Enhanced Performance of Sodium-Ion Battery Cathodes with Ti and V Co-Doped P2-Type Na0.67Fe0.5Mn0.5O2 Materials

Manganese- and iron-rich P2-type Na0.67Fe0.5Mn0.5O2 (NFM) has garnered significant interest as a promising cathode candidate due to the natural abundance of Fe and Mn along with a high redox couple of Fe3+/Fe4+ and Mn3+/Mn4+. Despite all these merits, NFM suffers from structural instability during cycling, arising from the destructive Jahn-Teller (JT) distortion effect of Mn3+/Mn4+ during charging and Fe4+/Fe3+ during discharging. In this research, a novel P2-type transition metal-oxide cathode Na0.67Fe0.5−2xMn0.5TixVxO2 was synthesized by doping a tiny fraction of two electrochemically inactive elements, Titanium (Ti) and Vanadium (V), into Mn-rich Na0.67Fe0.5Mn0.5O2 (NFM) that mitigated the JT effect substantially and ameliorated the stability of the SIB during cycling.

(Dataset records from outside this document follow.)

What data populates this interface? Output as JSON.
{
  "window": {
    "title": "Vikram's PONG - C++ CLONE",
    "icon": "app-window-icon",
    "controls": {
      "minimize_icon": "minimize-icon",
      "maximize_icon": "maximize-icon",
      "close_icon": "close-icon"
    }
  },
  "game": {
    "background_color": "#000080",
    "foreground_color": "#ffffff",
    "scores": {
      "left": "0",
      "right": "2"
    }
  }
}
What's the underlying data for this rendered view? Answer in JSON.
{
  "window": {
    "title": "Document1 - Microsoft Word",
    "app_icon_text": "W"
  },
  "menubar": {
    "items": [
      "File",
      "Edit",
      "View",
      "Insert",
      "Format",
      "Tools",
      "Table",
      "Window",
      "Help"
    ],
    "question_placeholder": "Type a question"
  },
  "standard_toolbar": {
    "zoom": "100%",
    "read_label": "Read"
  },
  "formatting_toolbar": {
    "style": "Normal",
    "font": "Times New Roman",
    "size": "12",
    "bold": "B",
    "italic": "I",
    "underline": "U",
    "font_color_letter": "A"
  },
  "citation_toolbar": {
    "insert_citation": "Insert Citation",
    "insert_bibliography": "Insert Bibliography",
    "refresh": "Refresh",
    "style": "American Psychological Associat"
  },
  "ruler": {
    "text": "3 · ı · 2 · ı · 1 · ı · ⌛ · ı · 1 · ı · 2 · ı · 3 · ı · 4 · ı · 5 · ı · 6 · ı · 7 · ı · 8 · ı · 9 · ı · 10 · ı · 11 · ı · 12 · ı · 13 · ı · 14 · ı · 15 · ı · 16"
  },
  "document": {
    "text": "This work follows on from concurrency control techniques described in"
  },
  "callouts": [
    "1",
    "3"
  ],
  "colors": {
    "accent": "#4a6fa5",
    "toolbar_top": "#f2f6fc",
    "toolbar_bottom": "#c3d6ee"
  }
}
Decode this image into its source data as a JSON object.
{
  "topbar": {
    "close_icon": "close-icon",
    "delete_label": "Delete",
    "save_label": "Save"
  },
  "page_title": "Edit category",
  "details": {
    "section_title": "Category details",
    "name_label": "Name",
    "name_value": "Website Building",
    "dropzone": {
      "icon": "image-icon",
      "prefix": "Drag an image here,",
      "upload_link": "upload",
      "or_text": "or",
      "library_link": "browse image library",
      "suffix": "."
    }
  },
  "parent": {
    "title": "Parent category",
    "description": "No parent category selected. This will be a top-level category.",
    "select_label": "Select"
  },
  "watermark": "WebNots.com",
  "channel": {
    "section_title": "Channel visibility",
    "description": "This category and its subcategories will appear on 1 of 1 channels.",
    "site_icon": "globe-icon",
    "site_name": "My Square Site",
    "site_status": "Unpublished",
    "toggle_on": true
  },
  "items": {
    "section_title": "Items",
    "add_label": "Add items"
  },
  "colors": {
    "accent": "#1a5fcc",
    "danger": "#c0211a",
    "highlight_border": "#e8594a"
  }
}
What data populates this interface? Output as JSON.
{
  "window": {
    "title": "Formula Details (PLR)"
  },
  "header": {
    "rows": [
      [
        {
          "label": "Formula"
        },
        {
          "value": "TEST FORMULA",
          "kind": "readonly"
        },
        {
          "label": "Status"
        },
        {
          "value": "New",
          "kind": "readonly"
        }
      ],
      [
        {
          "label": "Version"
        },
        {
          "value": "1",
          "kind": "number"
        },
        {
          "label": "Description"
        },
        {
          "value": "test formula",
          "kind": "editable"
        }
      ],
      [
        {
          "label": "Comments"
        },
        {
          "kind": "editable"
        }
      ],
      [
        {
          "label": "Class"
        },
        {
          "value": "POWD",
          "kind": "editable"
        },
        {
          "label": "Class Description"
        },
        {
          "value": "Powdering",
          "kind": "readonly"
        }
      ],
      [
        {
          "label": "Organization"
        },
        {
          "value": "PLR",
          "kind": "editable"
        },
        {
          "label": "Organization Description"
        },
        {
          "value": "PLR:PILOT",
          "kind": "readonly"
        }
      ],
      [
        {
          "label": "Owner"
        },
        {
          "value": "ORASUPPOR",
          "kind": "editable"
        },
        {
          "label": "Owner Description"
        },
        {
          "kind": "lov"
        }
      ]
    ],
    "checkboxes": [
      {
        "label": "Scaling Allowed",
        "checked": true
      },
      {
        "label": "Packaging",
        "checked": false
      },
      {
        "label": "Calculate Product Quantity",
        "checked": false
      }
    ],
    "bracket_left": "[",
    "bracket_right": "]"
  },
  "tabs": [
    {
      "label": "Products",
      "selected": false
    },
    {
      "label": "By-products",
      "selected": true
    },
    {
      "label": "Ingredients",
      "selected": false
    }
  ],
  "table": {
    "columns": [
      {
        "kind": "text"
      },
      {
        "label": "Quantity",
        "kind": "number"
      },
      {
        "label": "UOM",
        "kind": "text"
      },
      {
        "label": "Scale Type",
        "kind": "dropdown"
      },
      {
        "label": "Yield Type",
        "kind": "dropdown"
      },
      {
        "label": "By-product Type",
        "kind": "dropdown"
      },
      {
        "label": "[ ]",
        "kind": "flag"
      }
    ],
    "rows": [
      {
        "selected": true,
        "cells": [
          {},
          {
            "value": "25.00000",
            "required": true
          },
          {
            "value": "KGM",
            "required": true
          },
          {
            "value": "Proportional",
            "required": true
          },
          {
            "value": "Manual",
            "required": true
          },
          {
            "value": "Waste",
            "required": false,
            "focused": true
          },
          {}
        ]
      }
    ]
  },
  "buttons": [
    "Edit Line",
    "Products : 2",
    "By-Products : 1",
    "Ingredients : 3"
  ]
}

These exhaustive structural and morphological comparisons provided insights into the effects of V and Ti doping on stabilizing surface structures, reducing Jahn Teller distortion, enhancing stability and capacity retention, and promoting the Na+ carrier transport mechanism. Moreover, the electrochemical analysis, such as the galvanostatic charge/discharge profile, validates the capacity improvement via Ti and V co-doping into NFM cathode. The initial discharge capacity of the 2% Ti/V-doped Na0.67Fe0.48Mn0.5Ti0.01V0.01O2 (2NFMTV) was found to be 187.12 mAh g−1 at a rate of 0.1 C, which was greater than the discharge capacity of 175.15 mAh g−1 observed for pure NFM (Na0.67Mn0.5Fe0.5O2). In contrast, 2NFMTV exhibited a noteworthy capacity retention of 46.1% when evaluated for its original capacity after undergoing 150 cycles at a rate of 0.1 C. This research also established a structural doping approach as a feasible technique for advancing the progress of next-generation Sodium-ion Batteries.